One jihadist speaking to the camera claims they are destroying them on religious grounds because the statues are symbols of idolatry.
But officials and experts argue the IS militants are seen destroying the pieces that are too bulky to be smuggled and sold to finance their self-proclaimed "Caliphate".
The 2003 plundering of the Baghdad museum, footage of which was beamed around the world at the time, has been compared to the 13th century Mongol sack of the city's library.
The museum was considered to host one of the world's greatest archeological collections.
Officials said today that about 15,000 pieces were looted in 2003, of which 4,300 have been recovered.
After cutting a red ribbon at an official ceremony, Prime Minister Haider al-Abadi said: "Today the message is clear from Baghdad, from the land of Mesopotamia.
"We will preserve civilisation and we will track down those who want to destroy it," he said.
The Mosul museum, which UNESCO museology expert Stuart Gibson described as "a small jewel" constructed on the gardens of the former palace of King Faisal of Iraq, was also pillaged in 2003.
Archaeologists have expressed fears the jihadists would go on to destroy more heritage in the areas they control, possibly the Assyrian site of Nimrud and the UNESCO-listed ancient city of Hatra.
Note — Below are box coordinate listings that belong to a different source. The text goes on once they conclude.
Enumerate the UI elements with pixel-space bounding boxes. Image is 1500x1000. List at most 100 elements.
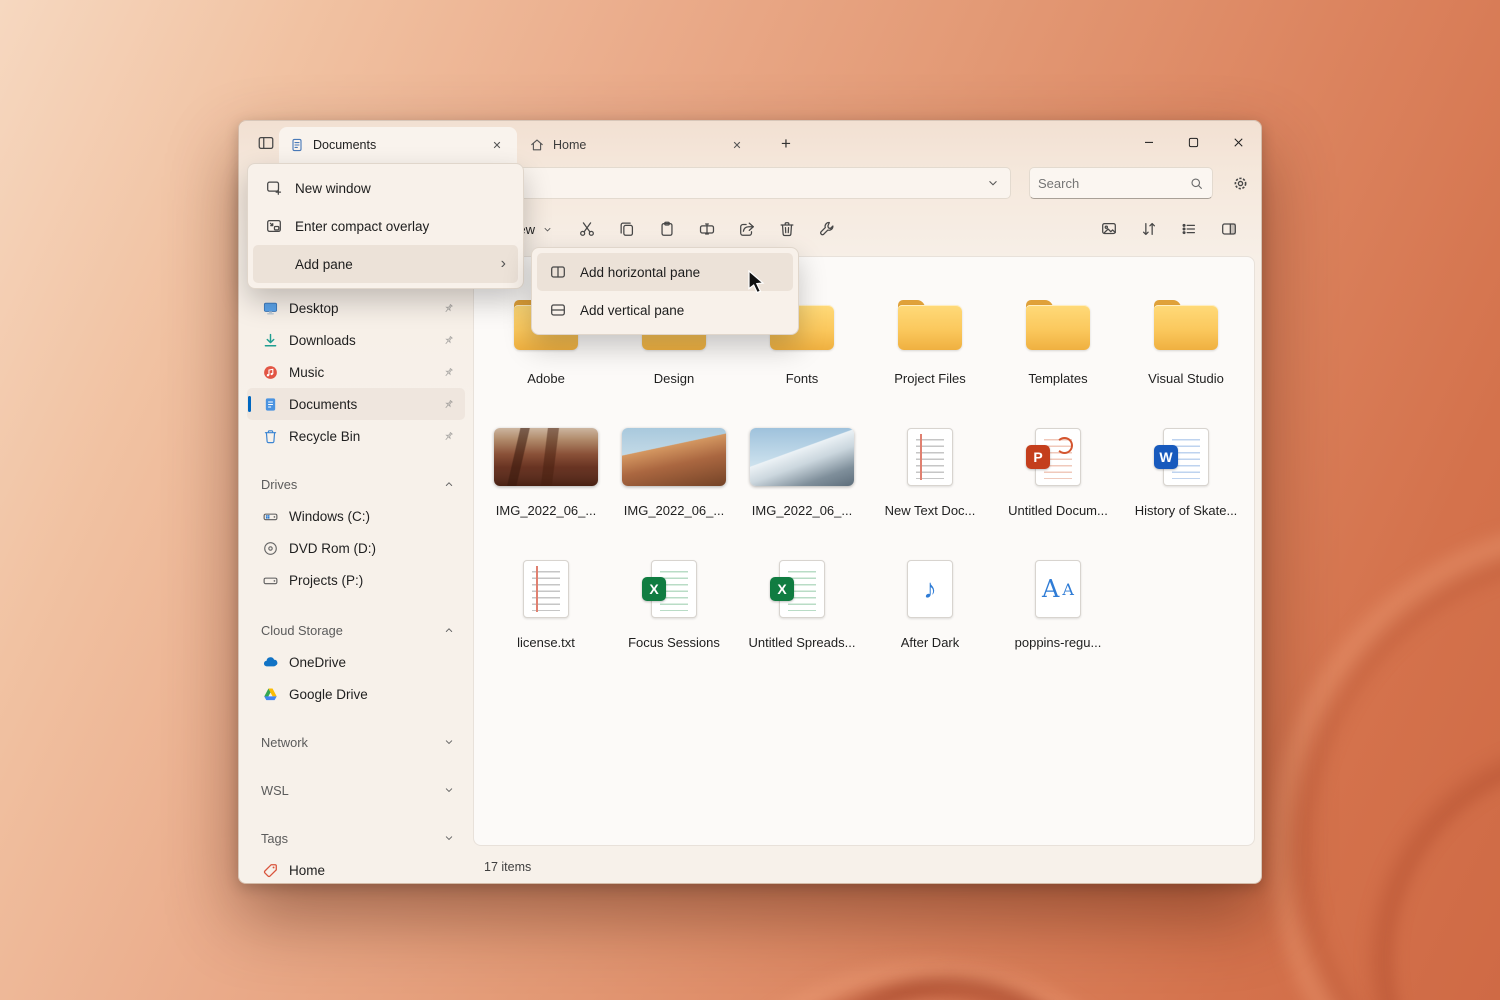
file-item[interactable]: X Focus Sessions <box>610 541 738 673</box>
file-item[interactable]: W History of Skate... <box>1122 409 1250 541</box>
sidebar: Desktop Downloads Music <box>239 251 473 883</box>
copy-button[interactable] <box>611 213 643 245</box>
pin-icon <box>442 430 455 443</box>
file-item[interactable]: AA poppins-regu... <box>994 541 1122 673</box>
view-options-icon <box>1180 220 1198 238</box>
gear-icon <box>1231 174 1250 193</box>
settings-button[interactable] <box>1225 167 1255 199</box>
new-window-icon <box>265 179 283 197</box>
folder-icon <box>1026 300 1090 350</box>
sort-button[interactable] <box>1133 213 1165 245</box>
properties-button[interactable] <box>811 213 843 245</box>
file-item[interactable]: IMG_2022_06_... <box>482 409 610 541</box>
rename-button[interactable] <box>691 213 723 245</box>
image-actions-button[interactable] <box>1093 213 1125 245</box>
item-count: 17 items <box>484 860 531 874</box>
menu-item-new-window[interactable]: New window <box>253 169 518 207</box>
sidebar-item-documents[interactable]: Documents <box>247 388 465 420</box>
file-item[interactable]: license.txt <box>482 541 610 673</box>
submenu-item-add-vertical-pane[interactable]: Add vertical pane <box>537 291 793 329</box>
sidebar-item-label: Music <box>289 365 324 380</box>
sidebar-item-music[interactable]: Music <box>247 356 465 388</box>
paste-icon <box>658 220 676 238</box>
close-window-button[interactable] <box>1216 121 1261 163</box>
file-label: Untitled Spreads... <box>749 635 856 650</box>
tag-icon <box>261 862 279 879</box>
excel-file-icon: X <box>779 560 825 618</box>
sidebar-item-recycle-bin[interactable]: Recycle Bin <box>247 420 465 452</box>
sidebar-item-tag-home[interactable]: Home <box>247 854 465 886</box>
documents-icon <box>261 396 279 413</box>
file-item[interactable]: New Text Doc... <box>866 409 994 541</box>
details-pane-button[interactable] <box>1213 213 1245 245</box>
image-thumbnail <box>750 428 854 486</box>
sidebar-item-desktop[interactable]: Desktop <box>247 292 465 324</box>
chevron-down-icon[interactable] <box>982 172 1004 194</box>
section-header-network[interactable]: Network <box>247 730 465 754</box>
sidebar-item-projects-p[interactable]: Projects (P:) <box>247 564 465 596</box>
search-icon <box>1189 176 1204 191</box>
file-label: license.txt <box>517 635 575 650</box>
section-header-drives[interactable]: Drives <box>247 472 465 496</box>
sidebar-item-label: Documents <box>289 397 357 412</box>
menu-item-label: Add pane <box>295 257 353 272</box>
paste-button[interactable] <box>651 213 683 245</box>
file-item[interactable]: ♪ After Dark <box>866 541 994 673</box>
new-tab-button[interactable]: + <box>773 132 799 156</box>
sidebar-toggle-button[interactable] <box>251 130 281 155</box>
tab-home[interactable]: Home ✕ <box>519 127 757 163</box>
file-item[interactable]: Visual Studio <box>1122 277 1250 409</box>
file-item[interactable]: IMG_2022_06_... <box>738 409 866 541</box>
sort-icon <box>1140 220 1158 238</box>
sidebar-item-downloads[interactable]: Downloads <box>247 324 465 356</box>
vertical-pane-icon <box>549 301 567 319</box>
view-options-button[interactable] <box>1173 213 1205 245</box>
sidebar-panel-icon <box>257 134 275 152</box>
delete-button[interactable] <box>771 213 803 245</box>
file-item[interactable]: Project Files <box>866 277 994 409</box>
sidebar-item-label: Desktop <box>289 301 339 316</box>
share-button[interactable] <box>731 213 763 245</box>
section-header-cloud-storage[interactable]: Cloud Storage <box>247 618 465 642</box>
rename-icon <box>698 220 716 238</box>
sidebar-item-dvd-d[interactable]: DVD Rom (D:) <box>247 532 465 564</box>
tab-close-icon[interactable]: ✕ <box>487 135 507 155</box>
sidebar-item-label: Projects (P:) <box>289 573 363 588</box>
menu-item-add-pane[interactable]: Add pane › <box>253 245 518 283</box>
submenu-item-label: Add vertical pane <box>580 303 684 318</box>
font-file-icon: AA <box>1035 560 1081 618</box>
section-header-wsl[interactable]: WSL <box>247 778 465 802</box>
file-label: IMG_2022_06_... <box>752 503 852 518</box>
menu-item-compact-overlay[interactable]: Enter compact overlay <box>253 207 518 245</box>
tab-label: Home <box>553 138 586 152</box>
word-file-icon: W <box>1163 428 1209 486</box>
address-bar[interactable] <box>475 167 1011 199</box>
pin-icon <box>442 366 455 379</box>
tab-documents[interactable]: Documents ✕ <box>279 127 517 163</box>
file-label: Templates <box>1028 371 1087 386</box>
section-header-tags[interactable]: Tags <box>247 826 465 850</box>
document-tab-icon <box>289 137 305 153</box>
cut-button[interactable] <box>571 213 603 245</box>
file-item[interactable]: Templates <box>994 277 1122 409</box>
maximize-button[interactable] <box>1171 121 1216 163</box>
file-item[interactable]: X Untitled Spreads... <box>738 541 866 673</box>
drive-c-icon <box>261 508 279 525</box>
sidebar-item-windows-c[interactable]: Windows (C:) <box>247 500 465 532</box>
tab-label: Documents <box>313 138 376 152</box>
chevron-up-icon <box>443 624 455 636</box>
file-item[interactable]: P Untitled Docum... <box>994 409 1122 541</box>
chevron-down-icon <box>443 784 455 796</box>
file-label: New Text Doc... <box>885 503 976 518</box>
search-input[interactable] <box>1038 176 1183 191</box>
sidebar-item-google-drive[interactable]: Google Drive <box>247 678 465 710</box>
file-label: Untitled Docum... <box>1008 503 1108 518</box>
minimize-button[interactable] <box>1126 121 1171 163</box>
file-item[interactable]: IMG_2022_06_... <box>610 409 738 541</box>
sidebar-item-onedrive[interactable]: OneDrive <box>247 646 465 678</box>
text-file-icon <box>907 428 953 486</box>
section-title: Cloud Storage <box>261 623 343 638</box>
section-title: WSL <box>261 783 289 798</box>
tab-close-icon[interactable]: ✕ <box>727 135 747 155</box>
scissors-icon <box>578 220 596 238</box>
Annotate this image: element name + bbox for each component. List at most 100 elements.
Abadi warned traffickers and buyers that Iraq and its partners would not relent in the hunt for looted artefacts.
"We have details on every artefact in Mosul, every piece is marked, and we will track down all the pieces smuggled by Daesh and the terrorist groups. We will track them down and all the world is with us."
Rashid said the reopening would help heal the wounds of the Mosul looting.
"We don't want February 26 to be a day of sadness and gloom... reopening the museum sends a message at home and abroad that it should be restored as a touristic and cultural institution," he said.
The museum is due to reopen to the public on Sunday. Tickets will cost 1,500 dinars (just over a dollar) for Iraqis, 10 US dollars for foreign Arabs and 20 for other foreigners.
"This is a very happy day," said Rashid.
"For the first time there's a whole generation of Iraqis who never knew what the national museum was. Starting tomorrow, kids and families will visit the museum to see the artefacts and touch them."